En l’an 2000, les élections présidentielles en Côte d’Ivoire voient la victoire de Laurent Gbagbo. Le général Guei qui avait renversé Henri Konan Bédié par coup d’Etat militaire tente un tripatouillage pour se maintenir au pouvoir. Laurent Gbagbo appelle au soulèvement populaire et le général Guei est renversé par la rue. La France qui généralement ne tolère pas de révolutionnaires à la tête des pays de son pré-carré est surprise par cette émergence soudaine de Gbagbo. Dans la tourmente des événements, elle ne peut réagir. Pour Laurent Gbagbo, l’heure est venue de hisser son pays au rang des grandes puissances mondiales, d’élever son niveau de vie. Il entreprend la production des manuels scolaires ivoiriens en Côte d’Ivoire, la création des usines pour transformer le cacao ivoirien en Côte d’Ivoire (Son pays est premier producteur mondial de cacao), la création d’une monnaie ivoirienne et beaucoup d’autres mesures. Tous ces services que Laurent Gbagbo veut apporter à la Cote d’Ivoire entrent en contradiction avec les intérêts de la France qui vend tous ces produits et services à la Côte d’Ivoire en tirant d’énormes bénéfices. Les tentatives de coup d’Etat se multiplient contre le président révolutionnaire. Celui de 2002 cède la place à une longue guerre civile. Préoccupé par la sécurité de son pays, Laurent Gbagbo n’aura pas la possibilité de matérialiser ses projets révolutionnaires. En 2010, il compte sur les élections présidentielles pour avoir enfin la possibilité de mettre sur pied son programme révolutionnaire. Il organise l’une des élections les plus coûteuses du monde, nomme majoritairement les opposants à la Commission Electorale Indépendante de Côte d’ivoire pour éviter les accusations et les contentieux électoraux. Gbagbo veut la légitimité pour diriger. Il oublie que ses ennemis s’en foutent de ses élections. Ses ennemis veulent soit son départ, soit sa soumission. L’élection pour eux n’est qu’une mascarade et elle n’a de sens que si elles permettent de mettre hors d’état de nuire Laurent Gbabgo. Gbagbo est proclamé vainqueur par la Cour Constitutionnelle du pays. Son adversaire Alassane Ouattara, bénéficiant du soutien militaire de la France et de l’ONU, déclenche la violence. Gbagbo est fait prisonnier, jugé par la Cour Pénale Internationale.

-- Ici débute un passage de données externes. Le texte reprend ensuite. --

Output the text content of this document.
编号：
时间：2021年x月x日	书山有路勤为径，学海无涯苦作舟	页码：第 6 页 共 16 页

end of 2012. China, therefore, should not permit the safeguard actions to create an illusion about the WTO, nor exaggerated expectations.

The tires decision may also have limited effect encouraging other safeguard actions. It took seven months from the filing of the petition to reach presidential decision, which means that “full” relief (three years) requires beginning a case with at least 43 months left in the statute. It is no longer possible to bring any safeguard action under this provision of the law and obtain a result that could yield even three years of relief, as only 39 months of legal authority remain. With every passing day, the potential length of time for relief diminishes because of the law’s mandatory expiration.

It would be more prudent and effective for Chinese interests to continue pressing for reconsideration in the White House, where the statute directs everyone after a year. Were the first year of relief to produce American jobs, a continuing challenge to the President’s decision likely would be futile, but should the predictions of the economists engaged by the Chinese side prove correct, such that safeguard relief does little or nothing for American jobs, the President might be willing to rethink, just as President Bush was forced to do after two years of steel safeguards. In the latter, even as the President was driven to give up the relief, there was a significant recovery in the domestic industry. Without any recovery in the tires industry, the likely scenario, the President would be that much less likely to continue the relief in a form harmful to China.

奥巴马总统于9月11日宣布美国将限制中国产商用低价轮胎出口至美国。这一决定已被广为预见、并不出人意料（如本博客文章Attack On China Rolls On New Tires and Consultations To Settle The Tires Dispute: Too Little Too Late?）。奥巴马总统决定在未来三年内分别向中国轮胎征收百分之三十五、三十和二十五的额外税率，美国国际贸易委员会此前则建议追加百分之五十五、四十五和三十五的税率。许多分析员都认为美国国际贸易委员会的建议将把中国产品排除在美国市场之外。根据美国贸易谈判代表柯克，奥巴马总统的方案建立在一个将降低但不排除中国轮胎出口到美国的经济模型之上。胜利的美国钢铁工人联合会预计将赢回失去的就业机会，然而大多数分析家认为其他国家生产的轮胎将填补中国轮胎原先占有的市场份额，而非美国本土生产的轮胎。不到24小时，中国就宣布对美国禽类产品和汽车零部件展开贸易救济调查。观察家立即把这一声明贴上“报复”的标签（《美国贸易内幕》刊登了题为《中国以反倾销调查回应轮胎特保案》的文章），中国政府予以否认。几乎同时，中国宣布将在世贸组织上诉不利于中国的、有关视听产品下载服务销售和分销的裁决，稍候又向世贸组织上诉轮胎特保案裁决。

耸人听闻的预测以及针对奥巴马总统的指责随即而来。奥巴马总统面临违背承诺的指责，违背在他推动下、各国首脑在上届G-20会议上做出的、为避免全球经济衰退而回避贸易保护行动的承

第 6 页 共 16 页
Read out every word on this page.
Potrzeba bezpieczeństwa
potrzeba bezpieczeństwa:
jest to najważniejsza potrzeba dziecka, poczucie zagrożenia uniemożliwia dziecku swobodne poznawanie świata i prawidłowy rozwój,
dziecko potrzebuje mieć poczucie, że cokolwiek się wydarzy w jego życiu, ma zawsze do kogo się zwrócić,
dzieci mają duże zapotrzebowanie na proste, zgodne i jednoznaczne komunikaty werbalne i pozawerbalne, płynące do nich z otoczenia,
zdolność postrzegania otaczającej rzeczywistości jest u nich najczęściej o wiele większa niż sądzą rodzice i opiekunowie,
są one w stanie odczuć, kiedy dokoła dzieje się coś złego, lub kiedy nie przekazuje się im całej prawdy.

Le combat révolutionnaire de Kwame Nkrumah se situe à deux niveaux. Le premier, le plus facile puisqu’il a en face la Grande Bretagne, est de prendre le pouvoir au Ghana et de mener un programme révolutionnaire au pays. Le second, le plus rude, est celui de construire une nation africaine unie qu’il appelle les Etats-Unis d’Afrique. En face de lui, il n’a plus seulement la Grande Bretagne conciliante. Il a toutes les puissances impérialistes qui tirent profit de la division de l’Afrique. Parmi elles se trouve la France qui ne veut pas entendre parler d’un révolutionnaire en Afrique. Kwame Nkrumah sait qu’un tel projet ne peut se réaliser sans la violence. Dès l’indépendance, il transforme son pays en arrière base des forces révolutionnaires d’Afrique et du monde. Il arme, finance et forme les révolutionnaires du continent. Dans son pays, il ouvre une école de formation des leaders politiques africains et une école de formation militaire des révolutionnaires du continent. Pour contrer son rêve, les puissances impérialistes accordent des indépendances contrôlées et en série aux pays d’Afrique. Dans l’euphorie de l’indépendance, les leaders n’écoutent plus Nkrumah qui leur rappelle sans cesse que ces indépendances ne sont pas réelles et qu’ils doivent se détourner de ce piège. Les révolutionnaires qu’il formait au Ghana pour retourner dans leurs pays respectifs déclencher la violence révolutionnaire deviennent inutiles. Nkrumah cède au découragement. Mais la violence contre-révolutionnaire n’a pas de pitié. En 1966, Nkrumah est évincé du pouvoir par coup d’Etat militaire.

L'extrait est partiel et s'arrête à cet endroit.